There are six peaks in the park with elevations over 10,000 feet. Further along the road, at the end of Saint Mary Lake, the view yielded more reflection on the water and a lovely sky to top it off. 


The view of the lodge at Many Glaciers was a picture-perfect sight, but the mountains over Lake Sherbourne stole the show. 

Smaller waterfalls, bubbled and flowed over rocks virtually around every curve.


Snow and ice along the road was equally as frequent sighting. 



Retracing our path to exit the park, we were delighted to see mountain goats and big horn sheep up close and personal. 

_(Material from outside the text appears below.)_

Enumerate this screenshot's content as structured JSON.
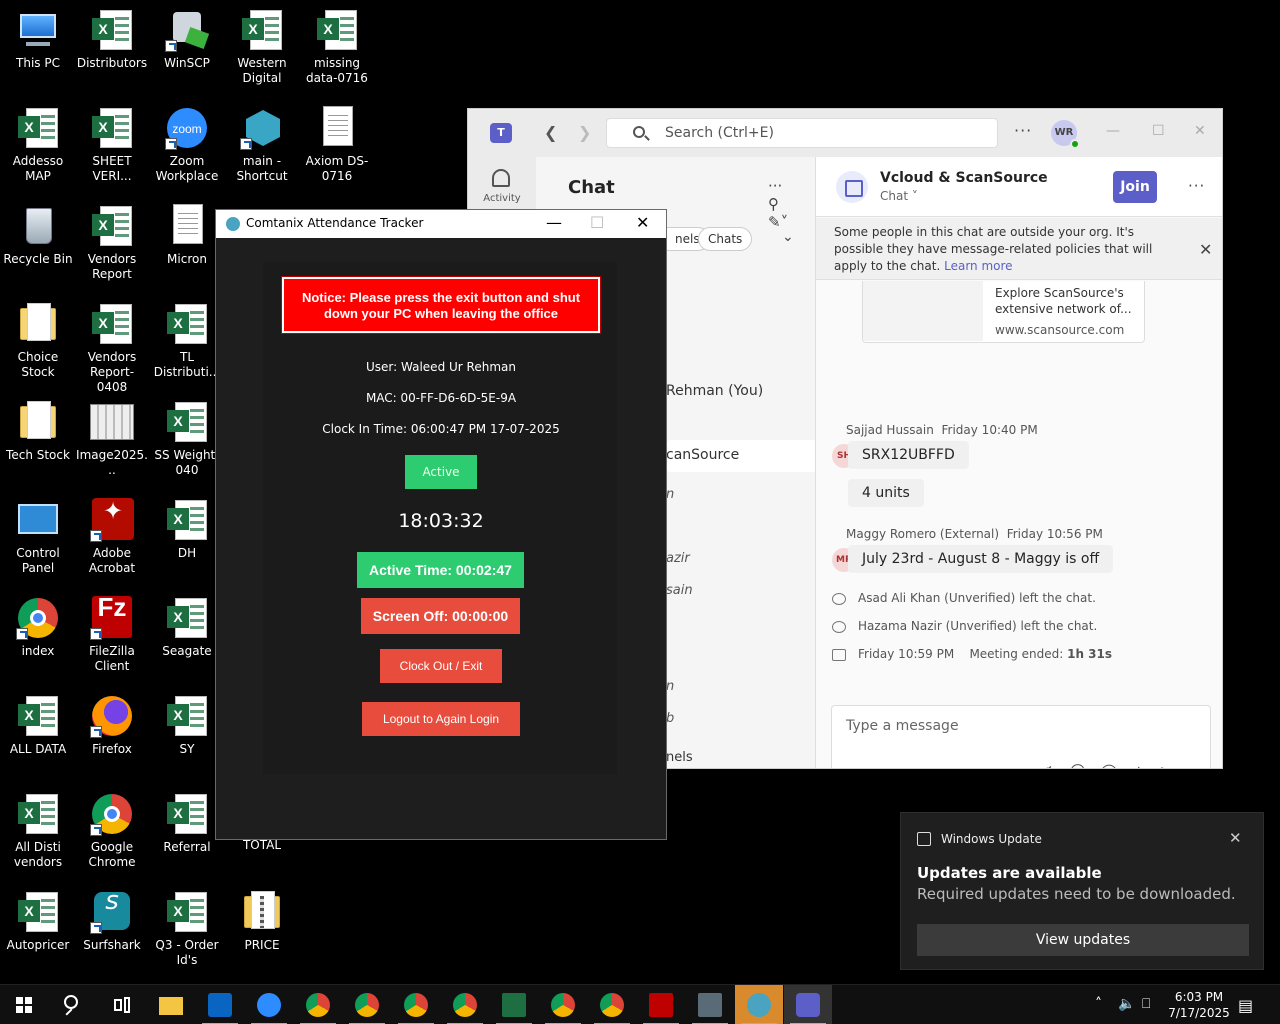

 Once again we had a wonderful experience in a national park, thankful for naturalist like John Muir and George Bird Grinnell, as well as President Roosevelt for understanding the importance of setting aside these lands for all.  

JULY 3rd

Today was a travel day so John Grisham entertained us as we drove US2 which was a good road with very little traffic allowing us to drive a steady 60 mph.  Having crossed into Big Sky Country, Montana, and Mountain Time we entered Kootenai National Forest.  We passed thru Troy, decorated in red, white and blue with banners announcing the local Fourth of July celebration.  This area adhered to the trinity to which we have become accustomed; river, railroad tracks and highway as we traversed the pass through the mountain range.  
Coming around a curve we pulled into an overlook where a trailhead led to The Kootenai Falls and Swinging Bridge.  We mindfully chose our footing over the jagged rocks and tree roots on the trail.  One mile walking, 200 stairs up and down to cross the railroad tracks, with quickly-beating heart we were glad we took the time for this gem. 

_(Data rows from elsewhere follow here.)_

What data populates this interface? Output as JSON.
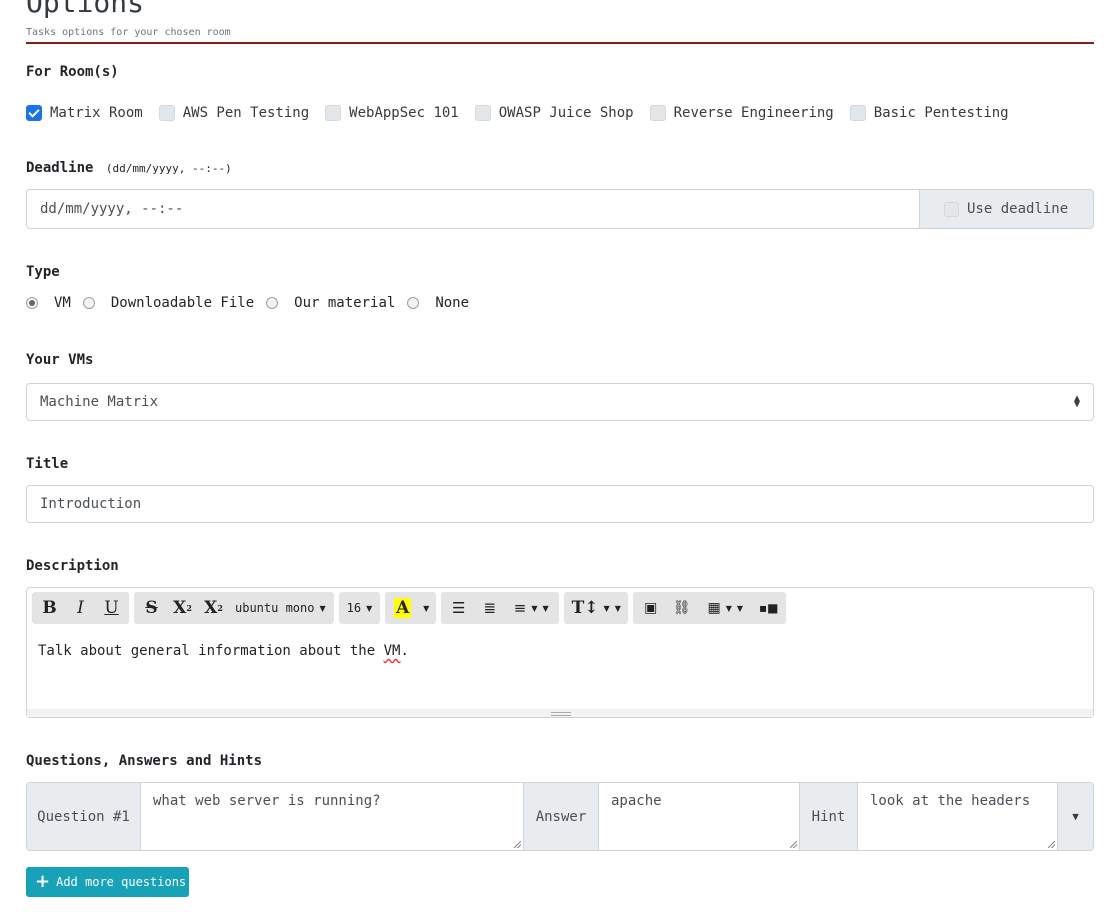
{
  "header": {
    "title": "Options",
    "subtitle": "Tasks options for your chosen room"
  },
  "rooms": {
    "label": "For Room(s)",
    "items": [
      {
        "label": "Matrix Room",
        "checked": true
      },
      {
        "label": "AWS Pen Testing",
        "checked": false
      },
      {
        "label": "WebAppSec 101",
        "checked": false
      },
      {
        "label": "OWASP Juice Shop",
        "checked": false
      },
      {
        "label": "Reverse Engineering",
        "checked": false
      },
      {
        "label": "Basic Pentesting",
        "checked": false
      }
    ]
  },
  "deadline": {
    "label": "Deadline",
    "format_hint": "(dd/mm/yyyy, --:--)",
    "placeholder": "dd/mm/yyyy, --:--",
    "use_deadline_label": "Use deadline"
  },
  "type": {
    "label": "Type",
    "options": [
      {
        "label": "VM",
        "checked": true
      },
      {
        "label": "Downloadable File",
        "checked": false
      },
      {
        "label": "Our material",
        "checked": false
      },
      {
        "label": "None",
        "checked": false
      }
    ]
  },
  "vms": {
    "label": "Your VMs",
    "selected": "Machine Matrix"
  },
  "title_field": {
    "label": "Title",
    "value": "Introduction"
  },
  "description": {
    "label": "Description",
    "font_name": "ubuntu mono",
    "font_size": "16",
    "content_before": "Talk about general information about the ",
    "content_misspelled": "VM",
    "content_after": "."
  },
  "questions": {
    "label": "Questions, Answers and Hints",
    "rows": [
      {
        "question_label": "Question #1",
        "question_value": "what web server is running?",
        "answer_label": "Answer",
        "answer_value": "apache",
        "hint_label": "Hint",
        "hint_value": "look at the headers"
      }
    ],
    "add_button_label": "Add more questions"
  },
  "colors": {
    "accent_line": "#8b1c1c",
    "checkbox_checked": "#1a73e8",
    "add_button": "#17a2b8"
  }
}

 By 3:00 the trailer was tucked into the wooded site at Glacier Park, which had a “No Vacancy” sign displayed.  After taking the time to square things away, we headed to the visitors center at the west entrance to Glacier National Park. 

Since we were spending three nights here we just spent an hour in the park and snapped a few photos of Lake McDonald since the sky was crystal blue. 
The touring cars were charming and the passengers seemed to be enjoying the ride.  Lake McDonald Lodge, built in 1914, had an authentic woodsy feel.